Verteidigung im Ermittlungsverfahren nach einer Durchsuchung
Nach einer Durchsuchungsaktion bei einem Gebrauchtwagenhändler im Ruhrgebiet bereitet Westermann mit dem Mandanten die weitere Verteidigung vor. Nach Auswertung der beschlagnahmten Unterlagen und EDV und erfolgter Akteneinsicht muss die Situation besprochen werden. Der Vorwurf lautet auf ungerechtfertigte Anmeldung von Vorsteuern aus verschiedenen Rechnungen über einen Zeitraum von mehreren Jahren. Dabei muss für jeden Geschäftspartner -und im Zweifel für jede Rechnung- geprüft werden, inwieweit der Mandant seinen Kontrollpflichten nachgekommen ist und ob tatsächlich Raum bleibt für den Vorwurf der Steuerhinterziehung. Nur weil z.B. ein Geschäftspartner in der Datenbank des Bundesamtes für Steuern ZAUBER (Zentrale Datenbank zur Speicherung und Auswertung von Umsatzsteuer-Betrugsfällen) verzeichnet ist, bedeutet dies für den Geschäftspartner isoliert nichts. Diese Datenbank steht ausschließlich den Landesfinanzbehörden zur Verfügung. Es kommt ausschließlich darauf an, welche Kenntnisse der Mandant von seinem Geschäftspartner hatte bzw. nach ausreichender Prüfung hätte haben müssen. Entscheidend ist auch der Zeitpunkt. Eine einmal bestehende Berechtigung zum Vorsteuerabzug fällt nicht deshalb weg, weil der Unternehmer später von Umständen Kenntnis erlangt, die einem Vorsteuerabzug entgegen gestanden hätten. Eine Strafbarkeit wegen Steuerhinterziehung kommt deshalb nur in Betracht, wenn der Mandant bereits zum Zeitpunkt des Geschäfts die Unrichtigkeit der Vorsteuerabzugsberechtigung kannte oder hätte erkennen können.

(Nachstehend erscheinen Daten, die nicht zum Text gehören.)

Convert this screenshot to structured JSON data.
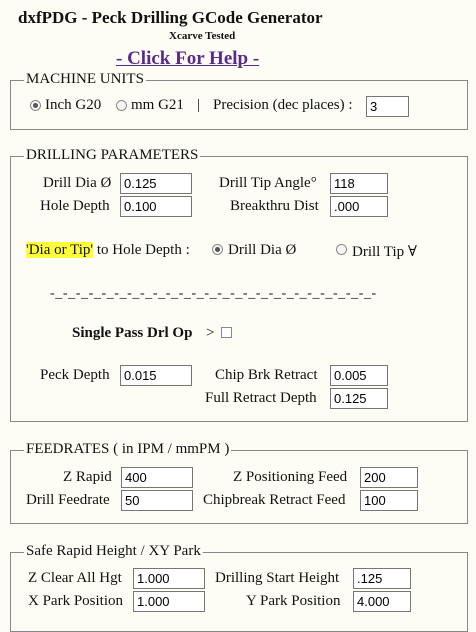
{
  "header": {
    "title": "dxfPDG  -  Peck Drilling GCode Generator",
    "subtitle": "Xcarve Tested",
    "help_link": "- Click For Help -"
  },
  "machine_units": {
    "legend": "MACHINE UNITS",
    "inch_label": "Inch G20",
    "inch_checked": true,
    "mm_label": "mm G21",
    "separator": "|",
    "precision_label": "Precision (dec places) :",
    "precision_value": "3"
  },
  "drilling": {
    "legend": "DRILLING PARAMETERS",
    "drill_dia_label": "Drill Dia Ø",
    "drill_dia_value": "0.125",
    "tip_angle_label": "Drill Tip Angle°",
    "tip_angle_value": "118",
    "hole_depth_label": "Hole Depth",
    "hole_depth_value": "0.100",
    "breakthru_label": "Breakthru Dist",
    "breakthru_value": ".000",
    "dia_or_tip_highlight": "'Dia or Tip'",
    "dia_or_tip_rest": " to Hole Depth :",
    "opt_dia_label": "Drill Dia Ø",
    "opt_dia_checked": true,
    "opt_tip_label": "Drill Tip ∀",
    "divider": "-_-_-_-_-_-_-_-_-_-_-_-_-_-_-_-_-_-_-_-_-_-_-_-_-_-",
    "single_pass_label": "Single Pass Drl Op",
    "single_pass_arrow": ">",
    "peck_depth_label": "Peck Depth",
    "peck_depth_value": "0.015",
    "chip_retract_label": "Chip Brk Retract",
    "chip_retract_value": "0.005",
    "full_retract_label": "Full Retract Depth",
    "full_retract_value": "0.125"
  },
  "feedrates": {
    "legend": "FEEDRATES ( in IPM / mmPM )",
    "z_rapid_label": "Z Rapid",
    "z_rapid_value": "400",
    "z_pos_label": "Z Positioning Feed",
    "z_pos_value": "200",
    "drill_feed_label": "Drill Feedrate",
    "drill_feed_value": "50",
    "chipbreak_label": "Chipbreak Retract Feed",
    "chipbreak_value": "100"
  },
  "safe": {
    "legend": "Safe Rapid Height / XY Park",
    "z_clear_label": "Z Clear All Hgt",
    "z_clear_value": "1.000",
    "start_height_label": "Drilling Start Height",
    "start_height_value": ".125",
    "x_park_label": "X Park Position",
    "x_park_value": "1.000",
    "y_park_label": "Y Park Position",
    "y_park_value": "4.000"
  }
}
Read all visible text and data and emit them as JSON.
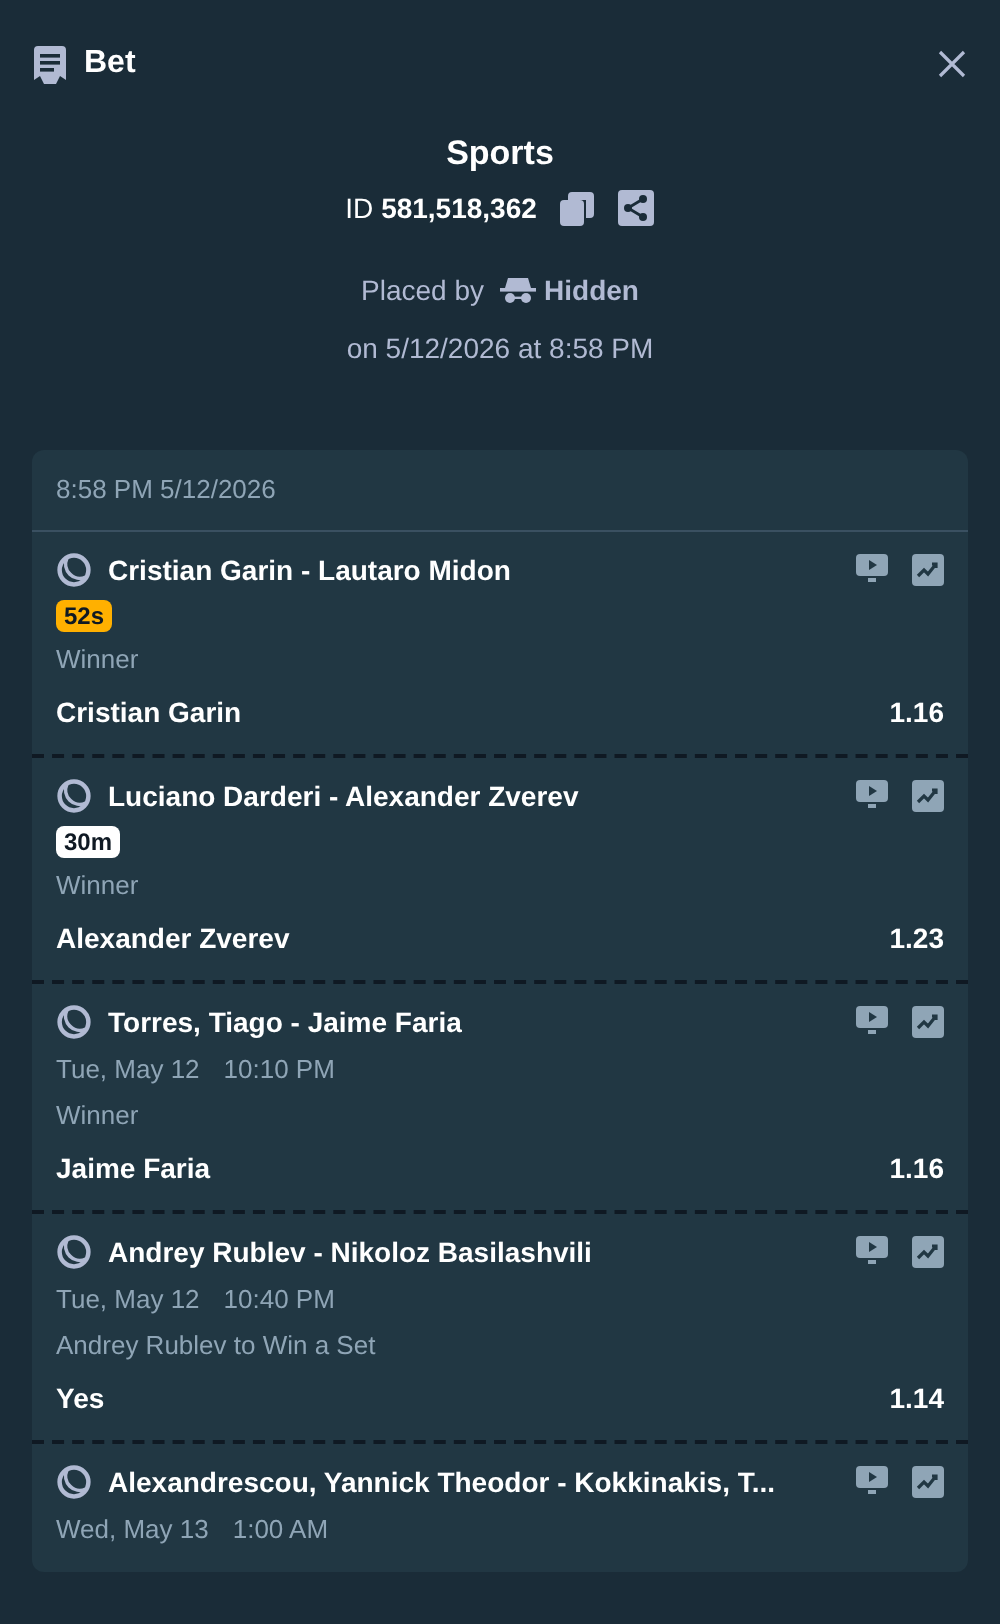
{
  "header": {
    "title": "Bet"
  },
  "summary": {
    "category": "Sports",
    "id_label": "ID",
    "id_value": "581,518,362",
    "placed_by_label": "Placed by",
    "placed_by_user": "Hidden",
    "placed_on": "on 5/12/2026 at 8:58 PM"
  },
  "slip": {
    "timestamp": "8:58 PM 5/12/2026",
    "legs": [
      {
        "event": "Cristian Garin - Lautaro Midon",
        "badge": {
          "kind": "live",
          "text": "52s"
        },
        "market": "Winner",
        "selection": "Cristian Garin",
        "odds": "1.16"
      },
      {
        "event": "Luciano Darderi - Alexander Zverev",
        "badge": {
          "kind": "soon",
          "text": "30m"
        },
        "market": "Winner",
        "selection": "Alexander Zverev",
        "odds": "1.23"
      },
      {
        "event": "Torres, Tiago - Jaime Faria",
        "date": "Tue, May 12",
        "time": "10:10 PM",
        "market": "Winner",
        "selection": "Jaime Faria",
        "odds": "1.16"
      },
      {
        "event": "Andrey Rublev - Nikoloz Basilashvili",
        "date": "Tue, May 12",
        "time": "10:40 PM",
        "market": "Andrey Rublev to Win a Set",
        "selection": "Yes",
        "odds": "1.14"
      },
      {
        "event": "Alexandrescou, Yannick Theodor - Kokkinakis, T...",
        "date": "Wed, May 13",
        "time": "1:00 AM"
      }
    ]
  }
}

Noteinsatz wegen Bewährungswiderruf
In einem „Noteinsatz“ hilft Westermann einem früheren Mandanten in einem Bewährungswiderrufsverfahren. Vor mehreren Jahren konnte in einem Betrugsverfahren vor einem Schöffengericht eine Bewährungsstrafe erfolgreich erstritten werden. Da das Gericht wie zahlreiche Gerichte –nicht immer zutreffend- der Ansicht war, dass eine Bewährungsstrafe für den Verurteilten auch „spürbar“ sein müsse, hatte es einen umfangreiche Bewährungsauflage mit Schadenswiedergutmachung und mehreren 100 Stunden Sozialdienst beschlossen, die nach dem Wortlaut des Beschlusses „unverzüglich“ absolviert werden sollten. Nachdem der Mandant einen Großteil der Stunden hinter sich gebracht hatte, häuften sich aufgrund von gesundheitlichen Problemen und der Pandemie-Situation die Probleme. Arbeiten in Sozialeinrichtungen konnten nicht angetreten werden. Nunmehr hat ein Richter überstürzt und ohne persönliche Anhörung den Widerruf der Bewährung beschlossen. Dem Mandanten ist aber nichts vorzuwerfen. „Unverzüglich“ bedeutet im Strafrecht ohne schuldhaftes Zögern. Ein solches ist wegen der nachhaltigen Bemühungen des Mandanten bereits nicht erkennbar. Und selbst bei Annahme eines Verstoßes: Der Widerruf der Bewährung ist in solchen Fällen nie das erste Mittel, zu dem das Gericht greifen darf. Verhältnismäßig wäre allenfalls eine Verlängerung der Bewährungszeit. Das Gesetz gibt dem Richter hier ausreichend Spielraum. Insbesondere da der Mandant die weiteren Auflagen (Straflosigkeit, Schadenswiedergutmachung) problemlos erfüllt hat. Diese Fakten gilt es im Beschwerdeverfahren herauszuarbeiten und vorsorglich zu beantragen, den Betroffenen vor einer negativen Entscheidung persönlich anzuhören.